Since proprietary reverse mortgages are not permitted to impose UFMIPs or MIPs, borrowers may end up paying less overall.


Your reverse mortgage will be subject to interest in addition to the UFMIP and the MIP. The interest is deducted from the home’s equity since the lender pays you rather than the other way around. Interest rates for reverse mortgages might be fixed or variable. In the case of fixed-rate mortgages, lenders sometimes demand that the funds be paid in one single payment. Reverse mortgages with variable interest rates are highly popular, but beware: they might drain your equity quicker than you would think.

Third-Party Charges

The worth of your house must be determined since the commodity in a reverse mortgage is your equity. To demonstrate the current worth of your house and calculate your equity, a lender could ask for an appraisal. Title insurance, recording costs, credit checks, and other services required to build the loan’s foundation are examples of additional third-party costs.

Servicing Fees

Each lender determines their own service costs. These costs cover items like account statements, ensuring that you pay your property taxes and homeowner’s insurance on time, and money disbursal. Your interest rate determines how service costs are computed. They may charge up to $30 per month if the loan has a fixed interest rate or an annually adjustable interest rate. They may reach a maximum of $35 for variable interest rates every month. Of course, instead of being paid out of pocket, those costs will be applied to the remaining amount on your loan.

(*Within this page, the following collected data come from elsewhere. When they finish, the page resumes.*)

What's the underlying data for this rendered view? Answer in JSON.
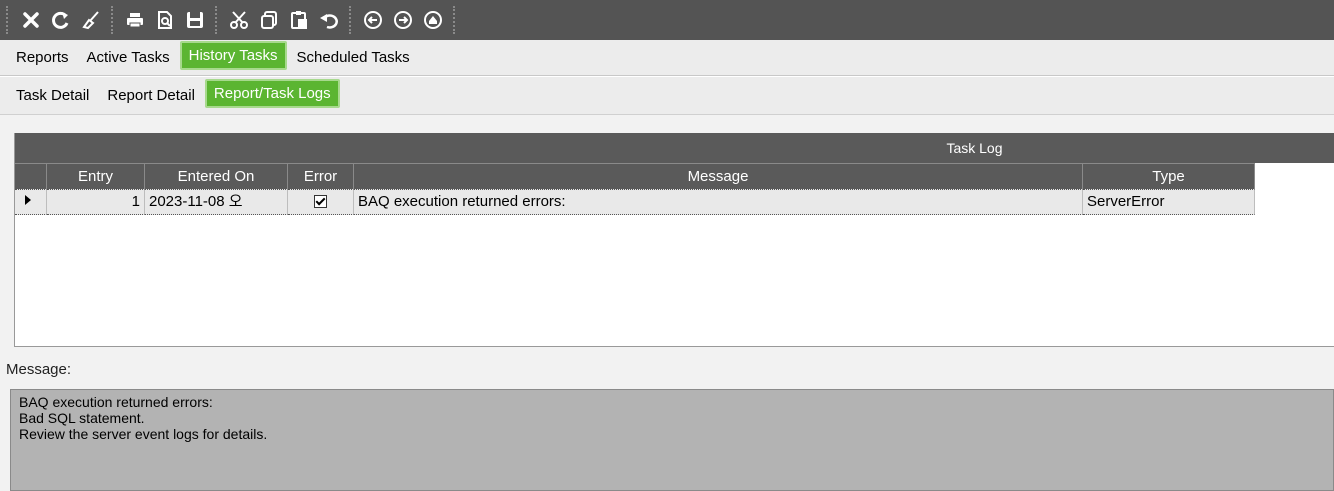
{
  "toolbar": {
    "buttons": [
      {
        "name": "clear-icon"
      },
      {
        "name": "refresh-icon"
      },
      {
        "name": "broom-icon"
      },
      {
        "name": "print-icon"
      },
      {
        "name": "print-preview-icon"
      },
      {
        "name": "save-icon"
      },
      {
        "name": "cut-icon"
      },
      {
        "name": "copy-icon"
      },
      {
        "name": "paste-icon"
      },
      {
        "name": "undo-icon"
      },
      {
        "name": "back-icon"
      },
      {
        "name": "forward-icon"
      },
      {
        "name": "home-icon"
      }
    ]
  },
  "tabs_main": [
    {
      "label": "Reports"
    },
    {
      "label": "Active Tasks"
    },
    {
      "label": "History Tasks",
      "active": true
    },
    {
      "label": "Scheduled Tasks"
    }
  ],
  "tabs_sub": [
    {
      "label": "Task Detail"
    },
    {
      "label": "Report Detail"
    },
    {
      "label": "Report/Task Logs",
      "active": true
    }
  ],
  "grid": {
    "title": "Task Log",
    "columns": [
      "Entry",
      "Entered On",
      "Error",
      "Message",
      "Type"
    ],
    "rows": [
      {
        "entry": "1",
        "entered_on": "2023-11-08 오",
        "error": true,
        "message": "BAQ execution returned errors:",
        "type": "ServerError"
      }
    ]
  },
  "message": {
    "label": "Message:",
    "lines": [
      "BAQ execution returned errors:",
      "Bad SQL statement.",
      "Review the server event logs for details."
    ]
  },
  "colors": {
    "toolbar_bg": "#545454",
    "tab_active": "#5bb531",
    "grid_header": "#5a5a5a",
    "message_bg": "#b3b3b3"
  }
}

  Using Your 401(k) to Pay Off a Mortgage

Is a Proprietary Reverse Mortgage Cheaper Than a Home Equity Conversion Mortgage (HECM)?

No, not always. Although mortgage insurance premiums (MIPs) are not necessary for proprietary reverse mortgages, there are no restrictions on the amount that may be charged for origination or loan servicing expenses. For a clear understanding of what is covered, thoroughly read the contract.

Can I Access All the Equity in My Home?

Typically, reverse mortgages only allow you to borrow up to 50% of the equity that is already accessible in your house. Although it still happens, this is a strategy to prevent you from consuming more equity than you have borrowed on your reverse mortgage.

What Happens at Mortgage Counseling?

Reverse mortgages are a product geared at seniors, thus mortgage counseling goes through all the potential benefits and drawbacks of the loan as they relate to the individual’s condition. This should provide light on whether getting a reverse mortgage is preferable to alternative options like selling the property or getting a home equity loan.

The Bottom Line

Reverse mortgages may provide seniors with poor cash flow a little breathing space, but costs might reduce the amount of money they can use. Most costs may and will be rolled into the overall loan amount, with the exception of the counseling session. In order to determine if a reverse mortgage is appropriate for your scenario, thoroughly examine the itemized costs.

You are looking for information, articles, knowledge about the topic Reverse Mortgage Fees Explained on internet, you do not find the information you need! Here are the best content compiled and compiled by the team, along with other related topics such as: Mortgage.